Correlation of otosclerotic foci and degenerative changes in the organ of Corti and spiral ganglion.

Statistical analyses of histopathologic findings in the cochlea and spiral ganglion of 37 temporal bones with otosclerosis, 12 controls of similar age, and seven controls with normal hearing were performed. In temporal bones with otosclerosis there was significant atrophy of the spiral ligament and stria vascularis in regions with endosteal involvement by otosclerosis, compared with regions without endosteal involvement (P less than .0001). There was more generalized atrophy of the stria vascularis in cochleae with two or more sites of endosteal involvement by otosclerosis than in cochleae with only one site of endosteal involvement (P less than .02), cochleae in temporal bones with otosclerosis but without endosteal involvement (P less than .05), or cochleae of controls of similar age (P less than .007). In addition, there was more atrophy of the spiral ligament in cochleae with two or more sites of endosteal involvement than in cochleae of similar age from the control group (P less than .03).

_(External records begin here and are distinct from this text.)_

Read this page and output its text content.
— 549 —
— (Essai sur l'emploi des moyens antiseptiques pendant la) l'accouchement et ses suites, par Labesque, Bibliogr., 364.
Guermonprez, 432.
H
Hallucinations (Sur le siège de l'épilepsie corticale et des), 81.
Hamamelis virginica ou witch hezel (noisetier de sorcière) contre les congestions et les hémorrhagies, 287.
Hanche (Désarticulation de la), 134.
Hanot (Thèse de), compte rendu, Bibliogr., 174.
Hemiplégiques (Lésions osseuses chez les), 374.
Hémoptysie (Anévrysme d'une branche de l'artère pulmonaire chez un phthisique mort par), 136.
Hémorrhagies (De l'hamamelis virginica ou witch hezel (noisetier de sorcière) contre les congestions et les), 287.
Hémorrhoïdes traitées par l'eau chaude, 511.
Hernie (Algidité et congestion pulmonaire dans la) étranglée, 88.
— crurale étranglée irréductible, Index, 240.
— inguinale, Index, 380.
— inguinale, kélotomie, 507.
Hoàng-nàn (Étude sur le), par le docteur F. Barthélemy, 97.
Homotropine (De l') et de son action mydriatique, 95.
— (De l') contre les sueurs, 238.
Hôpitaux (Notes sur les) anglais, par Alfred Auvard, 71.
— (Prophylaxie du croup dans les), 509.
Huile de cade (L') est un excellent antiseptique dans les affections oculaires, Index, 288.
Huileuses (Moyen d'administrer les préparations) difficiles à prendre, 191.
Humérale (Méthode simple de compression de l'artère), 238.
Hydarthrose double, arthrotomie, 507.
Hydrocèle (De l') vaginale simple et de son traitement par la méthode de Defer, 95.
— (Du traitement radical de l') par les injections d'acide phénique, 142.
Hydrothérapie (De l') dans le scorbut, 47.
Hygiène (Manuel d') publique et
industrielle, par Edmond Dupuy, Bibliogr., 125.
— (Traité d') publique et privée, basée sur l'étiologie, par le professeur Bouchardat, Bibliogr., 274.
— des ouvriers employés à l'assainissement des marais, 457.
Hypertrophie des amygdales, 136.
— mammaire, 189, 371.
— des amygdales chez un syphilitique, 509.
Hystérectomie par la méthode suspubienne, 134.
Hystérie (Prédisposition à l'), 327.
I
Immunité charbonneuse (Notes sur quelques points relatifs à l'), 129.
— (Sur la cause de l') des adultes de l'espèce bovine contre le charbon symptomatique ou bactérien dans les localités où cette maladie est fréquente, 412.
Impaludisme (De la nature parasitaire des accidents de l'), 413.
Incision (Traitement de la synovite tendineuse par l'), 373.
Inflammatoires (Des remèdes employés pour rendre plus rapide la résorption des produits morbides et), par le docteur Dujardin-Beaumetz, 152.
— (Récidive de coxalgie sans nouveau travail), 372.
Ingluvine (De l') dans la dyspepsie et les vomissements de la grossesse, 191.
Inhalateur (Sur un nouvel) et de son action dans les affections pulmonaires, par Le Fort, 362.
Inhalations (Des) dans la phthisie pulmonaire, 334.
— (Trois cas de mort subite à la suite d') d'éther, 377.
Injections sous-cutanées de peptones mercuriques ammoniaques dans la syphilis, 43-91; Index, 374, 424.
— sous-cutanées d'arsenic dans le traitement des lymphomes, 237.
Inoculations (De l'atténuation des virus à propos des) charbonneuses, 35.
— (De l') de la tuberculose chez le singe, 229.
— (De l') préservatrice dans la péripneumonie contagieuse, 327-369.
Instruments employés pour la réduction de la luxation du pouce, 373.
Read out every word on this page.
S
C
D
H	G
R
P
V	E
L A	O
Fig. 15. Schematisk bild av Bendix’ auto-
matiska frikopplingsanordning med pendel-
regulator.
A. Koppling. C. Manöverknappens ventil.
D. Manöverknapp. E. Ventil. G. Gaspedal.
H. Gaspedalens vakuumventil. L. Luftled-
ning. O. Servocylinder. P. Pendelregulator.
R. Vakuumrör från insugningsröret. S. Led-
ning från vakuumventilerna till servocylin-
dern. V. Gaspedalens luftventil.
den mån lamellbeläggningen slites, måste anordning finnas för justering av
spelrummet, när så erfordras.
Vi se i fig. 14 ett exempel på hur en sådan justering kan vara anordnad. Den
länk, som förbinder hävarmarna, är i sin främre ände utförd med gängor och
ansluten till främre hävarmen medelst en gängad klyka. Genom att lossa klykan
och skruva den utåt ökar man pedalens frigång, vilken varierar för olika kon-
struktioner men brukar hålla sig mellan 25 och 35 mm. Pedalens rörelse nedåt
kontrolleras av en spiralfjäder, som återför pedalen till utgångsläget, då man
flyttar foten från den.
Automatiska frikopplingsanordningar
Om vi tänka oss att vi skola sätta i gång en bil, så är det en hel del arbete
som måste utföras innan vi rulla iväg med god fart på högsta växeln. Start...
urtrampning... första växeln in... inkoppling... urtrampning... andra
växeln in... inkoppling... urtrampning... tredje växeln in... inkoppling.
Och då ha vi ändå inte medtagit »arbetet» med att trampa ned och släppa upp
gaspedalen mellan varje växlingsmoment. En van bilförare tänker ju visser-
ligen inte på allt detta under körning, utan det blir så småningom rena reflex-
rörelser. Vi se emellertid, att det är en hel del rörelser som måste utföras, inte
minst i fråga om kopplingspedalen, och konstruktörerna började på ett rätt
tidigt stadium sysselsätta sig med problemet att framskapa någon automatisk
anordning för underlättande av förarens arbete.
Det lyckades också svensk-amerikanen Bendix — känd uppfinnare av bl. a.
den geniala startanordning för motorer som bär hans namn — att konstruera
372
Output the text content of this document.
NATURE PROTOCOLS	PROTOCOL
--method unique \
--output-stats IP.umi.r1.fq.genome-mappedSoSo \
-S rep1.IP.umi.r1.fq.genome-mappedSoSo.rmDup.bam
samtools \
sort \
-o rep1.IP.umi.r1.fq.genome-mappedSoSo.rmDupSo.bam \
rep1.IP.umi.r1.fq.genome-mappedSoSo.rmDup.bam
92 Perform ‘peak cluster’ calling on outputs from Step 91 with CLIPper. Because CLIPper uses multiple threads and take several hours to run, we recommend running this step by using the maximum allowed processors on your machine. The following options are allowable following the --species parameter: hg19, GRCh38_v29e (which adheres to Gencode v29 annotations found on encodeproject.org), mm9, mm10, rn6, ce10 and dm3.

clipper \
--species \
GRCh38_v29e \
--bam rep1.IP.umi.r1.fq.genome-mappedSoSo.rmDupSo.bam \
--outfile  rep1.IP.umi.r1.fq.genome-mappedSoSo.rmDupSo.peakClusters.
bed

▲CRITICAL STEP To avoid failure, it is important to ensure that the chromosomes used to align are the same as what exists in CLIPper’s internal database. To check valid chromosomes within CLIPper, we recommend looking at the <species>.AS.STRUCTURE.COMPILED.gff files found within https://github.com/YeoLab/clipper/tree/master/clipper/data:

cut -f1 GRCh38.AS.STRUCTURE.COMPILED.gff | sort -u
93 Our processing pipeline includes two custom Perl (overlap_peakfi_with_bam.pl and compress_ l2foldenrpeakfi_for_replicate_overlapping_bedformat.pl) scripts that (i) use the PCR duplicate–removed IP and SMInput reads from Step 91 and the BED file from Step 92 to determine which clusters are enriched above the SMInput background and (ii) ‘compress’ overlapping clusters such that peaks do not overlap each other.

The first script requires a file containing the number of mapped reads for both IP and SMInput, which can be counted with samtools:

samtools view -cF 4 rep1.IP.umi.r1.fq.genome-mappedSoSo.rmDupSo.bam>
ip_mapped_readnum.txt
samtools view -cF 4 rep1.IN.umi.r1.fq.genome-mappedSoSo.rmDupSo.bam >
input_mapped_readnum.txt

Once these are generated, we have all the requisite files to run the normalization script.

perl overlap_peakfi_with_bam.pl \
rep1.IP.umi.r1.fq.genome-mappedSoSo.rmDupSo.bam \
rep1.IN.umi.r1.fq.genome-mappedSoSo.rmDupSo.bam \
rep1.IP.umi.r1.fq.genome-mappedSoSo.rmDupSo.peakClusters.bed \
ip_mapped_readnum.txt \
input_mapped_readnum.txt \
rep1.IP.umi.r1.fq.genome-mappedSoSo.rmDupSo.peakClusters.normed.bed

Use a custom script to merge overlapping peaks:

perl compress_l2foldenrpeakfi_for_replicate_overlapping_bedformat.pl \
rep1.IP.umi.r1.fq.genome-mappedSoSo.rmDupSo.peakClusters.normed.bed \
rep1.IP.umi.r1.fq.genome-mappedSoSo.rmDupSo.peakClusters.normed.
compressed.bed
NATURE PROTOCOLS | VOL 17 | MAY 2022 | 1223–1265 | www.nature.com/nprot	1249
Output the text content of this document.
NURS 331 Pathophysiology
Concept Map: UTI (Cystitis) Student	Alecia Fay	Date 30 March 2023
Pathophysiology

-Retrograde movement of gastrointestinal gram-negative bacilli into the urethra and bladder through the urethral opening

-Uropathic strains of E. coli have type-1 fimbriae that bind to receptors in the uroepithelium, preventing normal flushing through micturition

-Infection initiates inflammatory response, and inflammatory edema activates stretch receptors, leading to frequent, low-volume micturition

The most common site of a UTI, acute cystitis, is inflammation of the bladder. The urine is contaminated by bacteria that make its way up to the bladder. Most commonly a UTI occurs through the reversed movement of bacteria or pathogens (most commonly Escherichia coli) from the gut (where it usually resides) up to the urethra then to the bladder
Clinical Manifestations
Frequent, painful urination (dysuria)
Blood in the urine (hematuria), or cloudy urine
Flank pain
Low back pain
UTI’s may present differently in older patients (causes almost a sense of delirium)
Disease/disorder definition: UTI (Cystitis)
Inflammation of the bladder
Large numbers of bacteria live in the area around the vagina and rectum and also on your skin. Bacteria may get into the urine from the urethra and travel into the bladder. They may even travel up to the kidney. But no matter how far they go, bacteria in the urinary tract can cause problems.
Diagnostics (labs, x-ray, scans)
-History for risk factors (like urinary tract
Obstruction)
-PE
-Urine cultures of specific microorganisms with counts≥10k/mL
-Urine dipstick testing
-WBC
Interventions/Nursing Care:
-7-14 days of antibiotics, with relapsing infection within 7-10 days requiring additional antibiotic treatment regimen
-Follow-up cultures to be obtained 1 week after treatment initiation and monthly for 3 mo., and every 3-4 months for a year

In temporal bones with otosclerosis, there was no significant difference in counts of outer hair cells and density of spiral ganglion cells between regions demonstrating endosteal involvement by otosclerosis and regions without such involvement. However, total outer hair cell counts were lower in cochleae with two or more sites of endosteal involvement of otosclerosis than in cochleae with one site of endosteal involvement (P less than .04), cochleae in temporal bones with otosclerosis but without endosteal involvement (P less than .02), or cochleae from individuals of similar age but without otosclerosis (P = .05). Comparison of the mean bone conduction threshold, as measured in life, in temporal bones with otosclerosis compared with the air conduction threshold in aged-matched controls, demonstrated that only cochleae with two or more sites of endosteal involvement had a mild but statistically significant (P = .05) decrease in hearing. There was no evidence to support the concept that otosclerotic foci without stapedial fixation frequently cause significant degeneration of the cochlea or elevation of bone conduction thresholds.